This story was originally published on July 2, 2015.
When author Dianne Glave told her graduate studies advisor she wanted to write a broad thesis on African-American environmental history, she was told the project was too ambitious. She didn’t listen, and a Ph.D. later, her book, Rooted in the Earth: Reclaiming the African American Environmental Heritage, was born. Recently, Kara Holsopple sat down with Glave to talk about some of the themes in her book. Here are some highlights from the interview.
LISTEN: The Roots of African-American Environmentalism
On the myth that African Americans separate themselves from nature:
“I think some of the mythology is true. I think the roots are in the fact that Africans were pulled from their homes and were forced onto ships in the Middle Passage. And then they came here to the Americas, which included the Caribbean and the northeast and the southeast. And they were forced to labor on the land. So most were doing it to survive, but they didn’t connect in that way.
I remember when I worked at a university down in Louisiana and a gentleman, he was white, he wanted to take some children out into the Gulf. And the African-American mother refused to send her son and he wanted me to arbitrate the situation and push her to let the son go out into the ocean. And I said to him, I’m not going to do that. Because the history of Africans and African Americans in a place like Louisiana goes deep, there may be a story that goes all the way back to the Middle Passage in which ancestors went through a horrible experience. And in some ways, even in a small way, it’s been retained from generation to generation—the fear of water.
In the context of the woods: Africans who were enslaved—they were tracked in the woods. And you had whites, and perhaps other blacks working for the whites, tracking them down with dogs. So it wasn’t always a safe place.”
On how Africans and African Americans used the woods to escape slavery:
“In order for Africans and African Americans to meet at all, they went to places called ‘brush harbors,’ and they went into the woods to have conversations because slaveholders, and even whites in the late-19th and early-20th centuries, did not want blacks gathering together because they were concerned that there would be revolt and violence. So African Americans turned to green spaces in order to gather together and also to agitate.

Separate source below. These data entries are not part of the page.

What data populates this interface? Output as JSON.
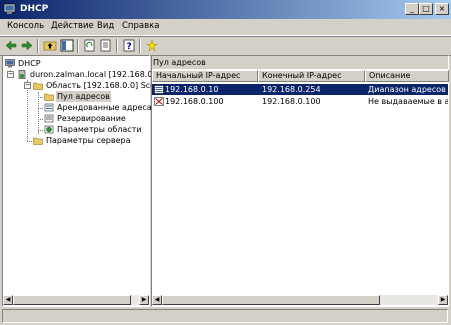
{
  "window": {
    "title": "DHCP"
  },
  "menu": [
    "Консоль",
    "Действие",
    "Вид",
    "Справка"
  ],
  "tree": {
    "root": "DHCP",
    "server": "duron.zalman.local [192.168.0.1",
    "scope": "Область [192.168.0.0] Scop",
    "items": [
      "Пул адресов",
      "Арендованные адреса",
      "Резервирование",
      "Параметры области"
    ],
    "server_options": "Параметры сервера"
  },
  "right_title": "Пул адресов",
  "columns": [
    "Начальный IP-адрес",
    "Конечный IP-адрес",
    "Описание"
  ],
  "rows": [
    {
      "start": "192.168.0.10",
      "end": "192.168.0.254",
      "desc": "Диапазон адресов для"
    },
    {
      "start": "192.168.0.100",
      "end": "192.168.0.100",
      "desc": "Не выдаваемые в арен"
    }
  ]
}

Those who were enslaved, many of them knew the land outside of the plantation. They knew the pathways, they knew the trees, they knew what was poisonous, what wasn’t. And they developed the ability to live off the land for extended periods of time. I’m thinking of the Maroons in Jamaica: They went deep into the Caribbean landscape, hiding from the British, and the British weren’t able to track them down because they didn’t know the land as intimately as those Jamaicans who had fled the plantations.”
On early African-American preservationists and conservationists
“Someone like George Washington Carver, when he spoke about the environment, he spoke about it in complex ways. He talked about ‘injuring’ the earth. So he talked about caring for the earth, but at the same time, he figured out ways to exploit and use different crops, like peanuts or cotton. So you see the two sides in terms of the poetic ways that he talks about the environment; but also in the ways in which he’s teaching future farmers and future scientists to use the land.
I think the best example I can think of in terms of preservation are what they called ‘Negro girl scouts and boy scouts.’ Even in the schooling system down south, the children were taught about farming, which again, is utilitarian. But they were also being taught how to identify flowers and birds and trees. Looking back, it was a very complex experience that the children went through, which brought to them both the conversation and the preservation.”
On reclaiming African-American environmental heritage
“Last summer, I went to my first national park. Maybe I encountered one African American or an African when I was in Montana at Glacier National Park. I can’t tell you what a profound experience it was to actually see a glacier before they’re gone. And I know, for me, that spiritually and mentally, I’m better when I’m outdoors.
I remember when I was living in New Orleans, people would sit on their stoop or their porch in front of their houses. And there was a banana tree behind the double shotgun [house] that I was living in. And I would just go and sit there, and just that little tree would soothe me. So, I don’t think people need to spend a lot of money. It’s right there with you.”